The Variability Principle: Your New Mental Model

Here's the principle that changed everything for us:

"Is this operation unpredictable?"

If yes, create a span. If no, don't.

This simple question cuts through all the complexity. It's not about operation importance or business value—it's about performance predictability.

Unpredictable = Create a Span

Operations with unpredictable performance need spans:

• Database queries: Could take 5ms or 5 seconds depending on locks, data size, indexes

• HTTP calls: Network latency, retries, timeouts are all variable

• External APIs: You don't control their performance

• Message queues: Depends on queue depth, consumer availability

• Cache operations: Network round-trip to Redis/Memcached

• File I/O: Disk performance varies, especially with network storage

These operations can surprise you. When they're slow, you need to know.

Predictable = Skip the Span

Operations with predictable performance don't need spans:

• Validation logic: Checking if a string contains "@" is always microseconds

• Math calculations: CPU-bound operations are consistent

• Data transformation: Mapping objects in memory is deterministic

• String formatting: Always fast, never the problem

• Getters/setters: Not worth measuring

These operations can't surprise you. They're never the bottleneck.

The Pattern in Practice

Let's refactor that payment processing:

func ProcessPayment(ctx context.Context, payment Payment) {
    ctx, span := tracer.Start(ctx, "process payment")
    defer span.End()

    // Add context as attributes, not spans
    span.SetAttributes(
        attribute.Float64("payment.amount", payment.Amount),
        attribute.String("payment.currency", payment.Currency),
    )

    // Validation is predictable - no span needed
    if payment.Amount <= 0 || !isValidCard(payment.CardNumber) {
        span.RecordError(errors.New("invalid payment"))
        return
    }

    // Database operation is unpredictable - needs a span
    ctx, dbSpan := tracer.Start(ctx, "INSERT payments")
    dbSpan.SetAttributes(
        attribute.String("db.system", "postgresql"),
        attribute.String("db.collection.name", "payments"),
        attribute.String("db.operation.name", "INSERT"),
    )
    db.SavePayment(ctx, payment)
    dbSpan.End()

    // External API is unpredictable - needs a span
    ctx, chargeSpan := tracer.Start(ctx, "charge card")
    paymentGateway.Charge(ctx, payment)
    chargeSpan.End()
}

Result: 3 spans instead of 15. Traces are readable. Engineers can actually find problems.

What to Use Instead of Spans

When you skip creating a span, you still need to capture information. That's where attributes and events come in.

Attributes: Context Without Cost

Attributes add metadata to existing spans. They're perfect for:

• Request/response data (user ID, order total, currency)

• Configuration values (retry count, timeout settings)

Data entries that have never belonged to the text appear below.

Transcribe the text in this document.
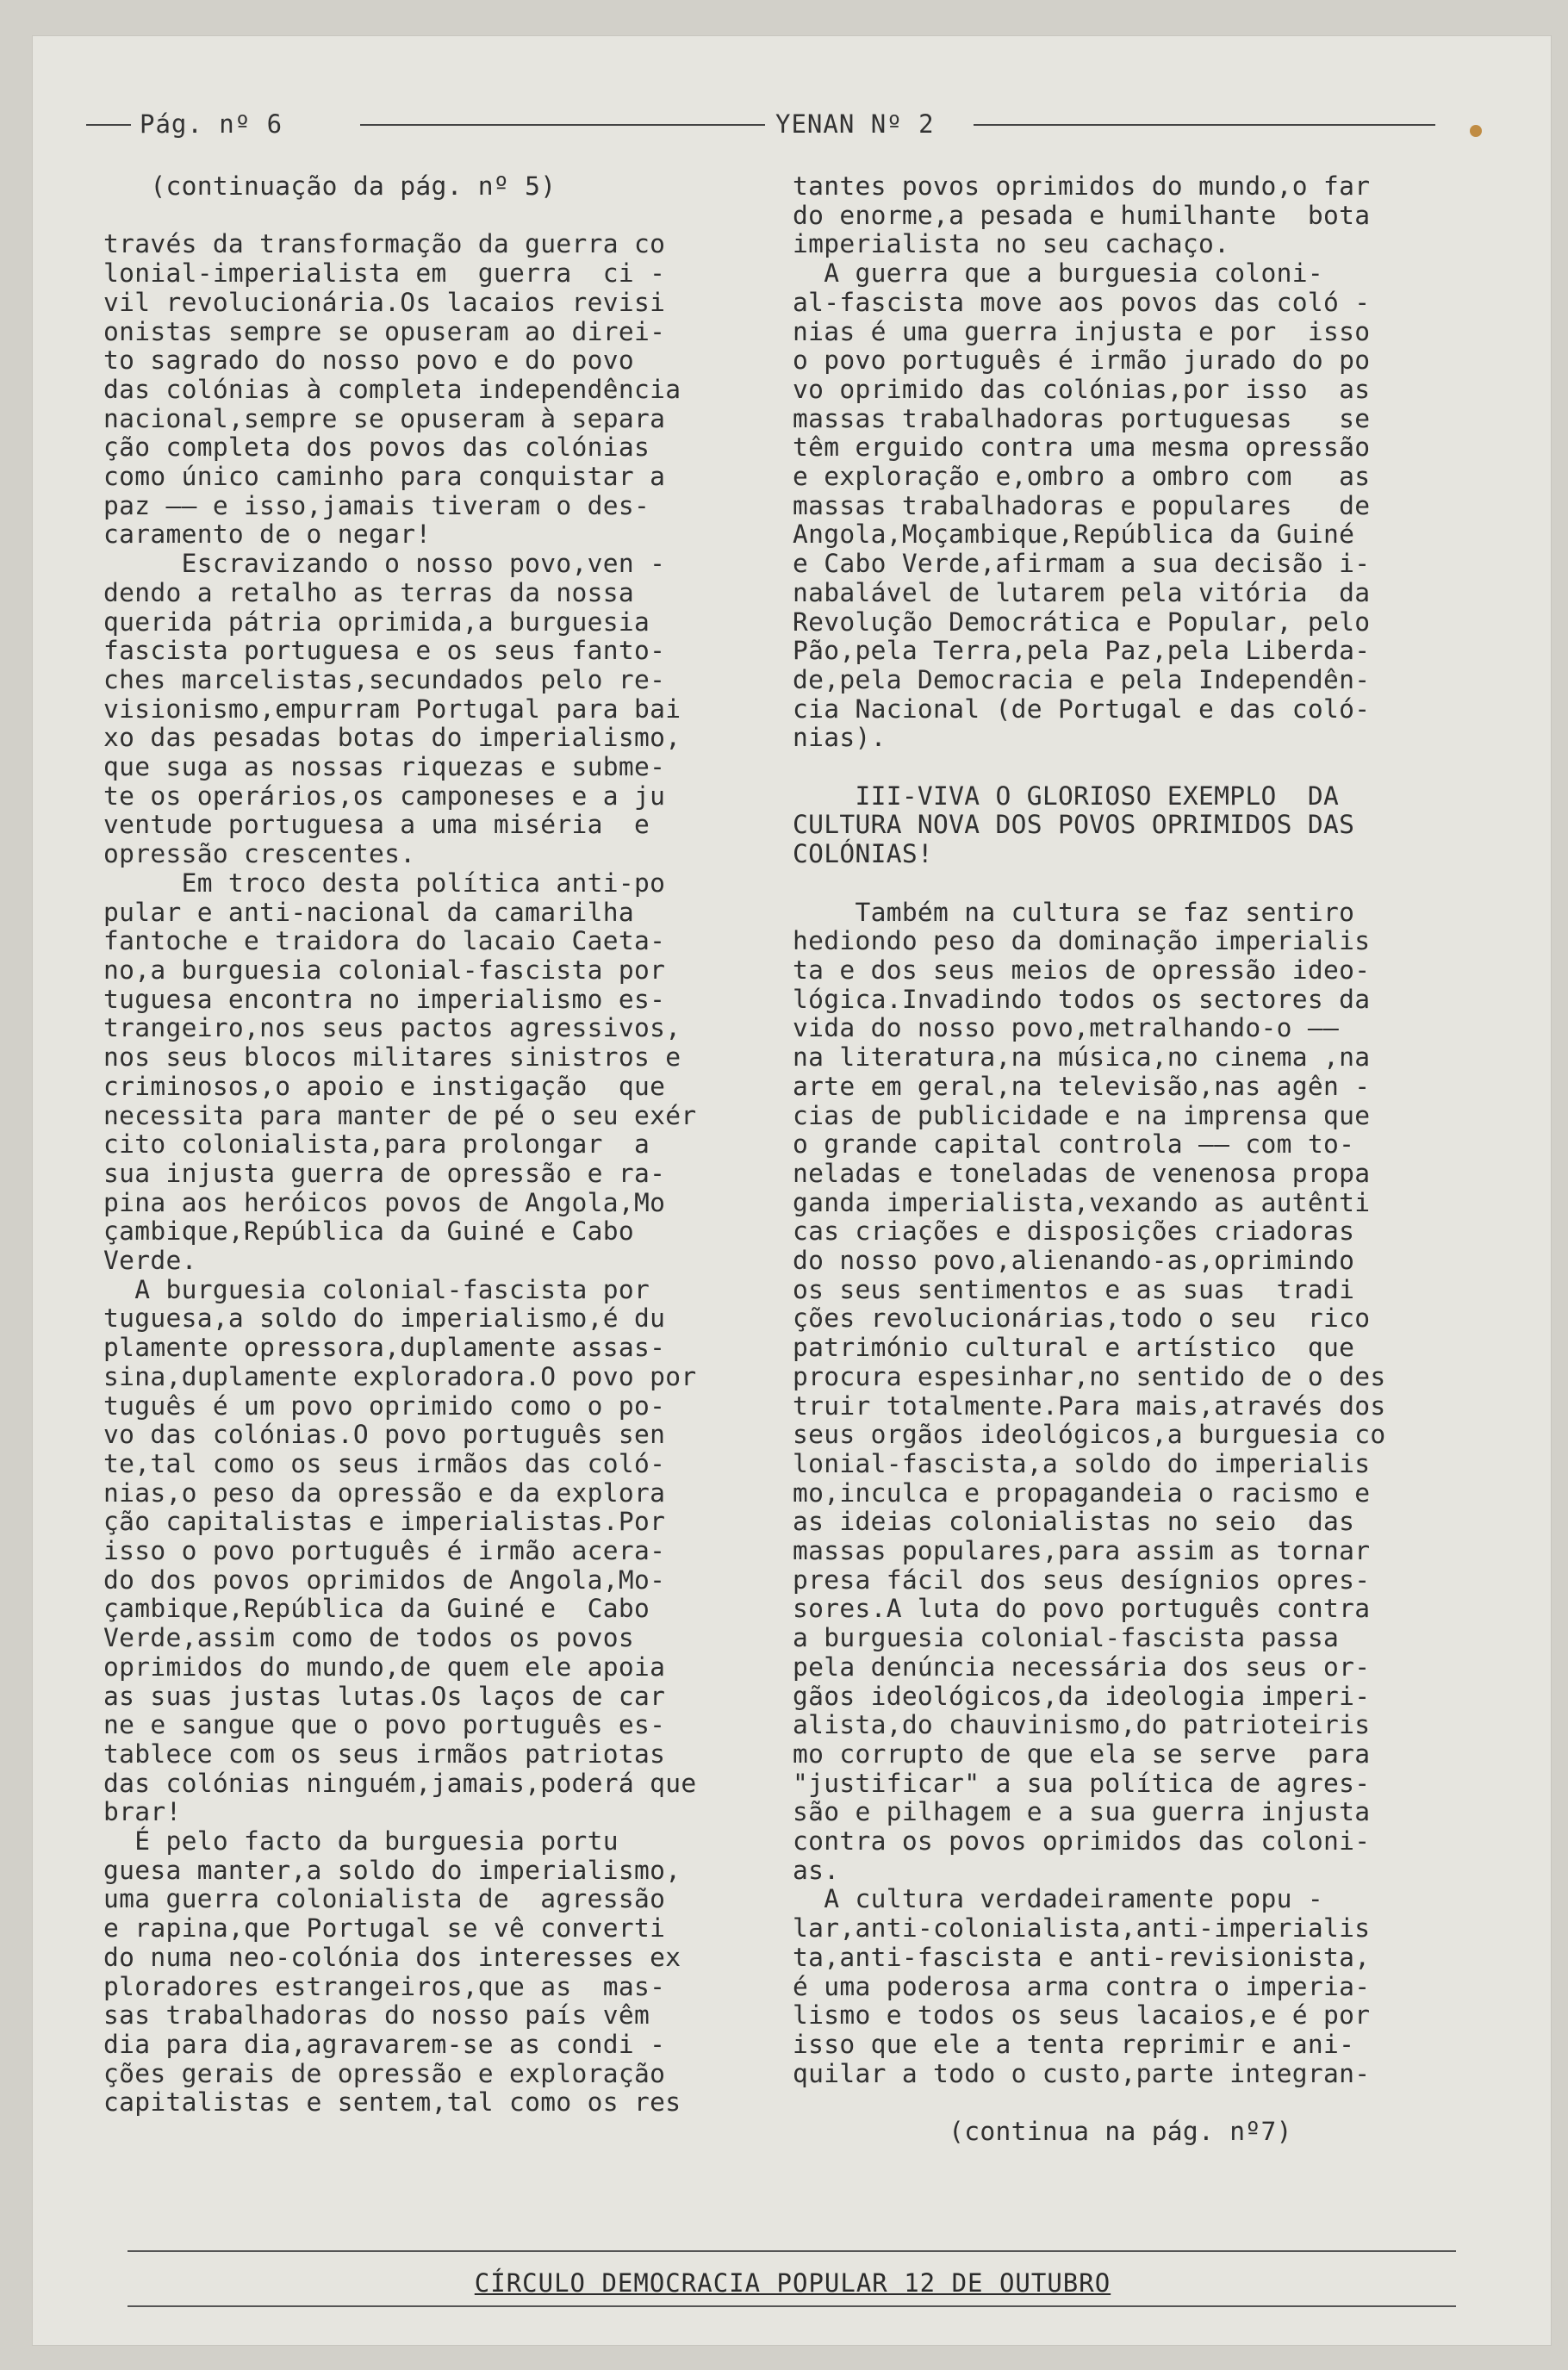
Pág. nº 6	YENAN Nº 2

(continuação da pág. nº 5)

través da transformação da guerra co

lonial-imperialista em  guerra  ci -

vil revolucionária.Os lacaios revisi

onistas sempre se opuseram ao direi-

to sagrado do nosso povo e do povo

das colónias à completa independência

nacional,sempre se opuseram à separa

ção completa dos povos das colónias

como único caminho para conquistar a

paz —— e isso,jamais tiveram o des-

caramento de o negar!

Escravizando o nosso povo,ven -

dendo a retalho as terras da nossa

querida pátria oprimida,a burguesia

fascista portuguesa e os seus fanto-

ches marcelistas,secundados pelo re-

visionismo,empurram Portugal para bai

xo das pesadas botas do imperialismo,

que suga as nossas riquezas e subme-

te os operários,os camponeses e a ju

ventude portuguesa a uma miséria  e

opressão crescentes.

Em troco desta política anti-po

pular e anti-nacional da camarilha

fantoche e traidora do lacaio Caeta-

no,a burguesia colonial-fascista por

tuguesa encontra no imperialismo es-

trangeiro,nos seus pactos agressivos,

nos seus blocos militares sinistros e

criminosos,o apoio e instigação  que

necessita para manter de pé o seu exér

cito colonialista,para prolongar  a

sua injusta guerra de opressão e ra-

pina aos heróicos povos de Angola,Mo

çambique,República da Guiné e Cabo

Verde.

A burguesia colonial-fascista por

tuguesa,a soldo do imperialismo,é du

plamente opressora,duplamente assas-

sina,duplamente exploradora.O povo por

tuguês é um povo oprimido como o po-

vo das colónias.O povo português sen

te,tal como os seus irmãos das coló-

nias,o peso da opressão e da explora

ção capitalistas e imperialistas.Por

isso o povo português é irmão acera-

do dos povos oprimidos de Angola,Mo-

çambique,República da Guiné e  Cabo

Verde,assim como de todos os povos

oprimidos do mundo,de quem ele apoia

as suas justas lutas.Os laços de car

ne e sangue que o povo português es-

tablece com os seus irmãos patriotas

das colónias ninguém,jamais,poderá que

brar!

É pelo facto da burguesia portu

guesa manter,a soldo do imperialismo,

uma guerra colonialista de  agressão

e rapina,que Portugal se vê converti

do numa neo-colónia dos interesses ex

ploradores estrangeiros,que as  mas-

sas trabalhadoras do nosso país vêm

dia para dia,agravarem-se as condi -

ções gerais de opressão e exploração

capitalistas e sentem,tal como os res

tantes povos oprimidos do mundo,o far

do enorme,a pesada e humilhante  bota

imperialista no seu cachaço.

A guerra que a burguesia coloni-

al-fascista move aos povos das coló -

nias é uma guerra injusta e por  isso

o povo português é irmão jurado do po

vo oprimido das colónias,por isso  as

massas trabalhadoras portuguesas   se

têm erguido contra uma mesma opressão

e exploração e,ombro a ombro com   as

massas trabalhadoras e populares   de

Angola,Moçambique,República da Guiné

e Cabo Verde,afirmam a sua decisão i-

nabalável de lutarem pela vitória  da

Revolução Democrática e Popular, pelo

Pão,pela Terra,pela Paz,pela Liberda-

de,pela Democracia e pela Independên-

cia Nacional (de Portugal e das coló-

nias).

III-VIVA O GLORIOSO EXEMPLO  DA

CULTURA NOVA DOS POVOS OPRIMIDOS DAS

COLÓNIAS!

Também na cultura se faz sentiro

hediondo peso da dominação imperialis

ta e dos seus meios de opressão ideo-

lógica.Invadindo todos os sectores da

vida do nosso povo,metralhando-o ——

na literatura,na música,no cinema ,na

arte em geral,na televisão,nas agên -

cias de publicidade e na imprensa que

o grande capital controla —— com to-

neladas e toneladas de venenosa propa

ganda imperialista,vexando as autênti

cas criações e disposições criadoras

do nosso povo,alienando-as,oprimindo

os seus sentimentos e as suas  tradi

ções revolucionárias,todo o seu  rico

património cultural e artístico  que

procura espesinhar,no sentido de o des

truir totalmente.Para mais,através dos

seus orgãos ideológicos,a burguesia co

lonial-fascista,a soldo do imperialis

mo,inculca e propagandeia o racismo e

as ideias colonialistas no seio  das

massas populares,para assim as tornar

presa fácil dos seus desígnios opres-

sores.A luta do povo português contra

a burguesia colonial-fascista passa

pela denúncia necessária dos seus or-

gãos ideológicos,da ideologia imperi-

alista,do chauvinismo,do patrioteiris

mo corrupto de que ela se serve  para

"justificar" a sua política de agres-

são e pilhagem e a sua guerra injusta

contra os povos oprimidos das coloni-

as.

A cultura verdadeiramente popu -

lar,anti-colonialista,anti-imperialis

ta,anti-fascista e anti-revisionista,

é uma poderosa arma contra o imperia-

lismo e todos os seus lacaios,e é por

isso que ele a tenta reprimir e ani-

quilar a todo o custo,parte integran-

(continua na pág. nº7)

CÍRCULO DEMOCRACIA POPULAR 12 DE OUTUBRO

• Business context (customer tier, feature flags)

span.SetAttributes(
    attribute.String("user.id", userID),
    attribute.Float64("order.total", 157.46),
    attribute.Bool("cache.hit", true),
)

Attributes are indexed and searchable. They let you filter traces without creating separate spans.

Events: Milestones in Time

Events mark important moments within a span's lifecycle. They're perfect for:

• Validation checkpoints

• State transitions

• Progress markers in loops

// Mark validation completion
span.AddEvent("validation completed")

// Track calculation results
span.AddEvent("total calculated",
    trace.WithAttributes(
        attribute.Int("line_items.count", 4),
        attribute.Float64("total", 157.46),
    ))

// Record state changes
span.AddEvent("payment saved")

// Track retry attempts
span.AddEvent("retry attempt",
    trace.WithAttributes(
        attribute.Int("attempt", 3),
        attribute.String("reason", "timeout"),
    ))

Events show you when something happened and provide rich context without the overhead of a full span. When debugging, they help you see the timeline of operations within your parent span.

The Decision Framework

Before creating any span, ask one question:

"Is this operation unpredictable?"

Yes → Create a span

No → Use attributes or events

That's it. This single question replaces complex decision trees and eliminates 80% of unnecessary spans.

Remember This

Your traces should tell a story, not document every CPU cycle. Each span costs money, performance, and clarity.

Create spans only for operations that could surprise you. For everything else, there are attributes and events.

The best observability isn't about having all the data—it's about having the right data.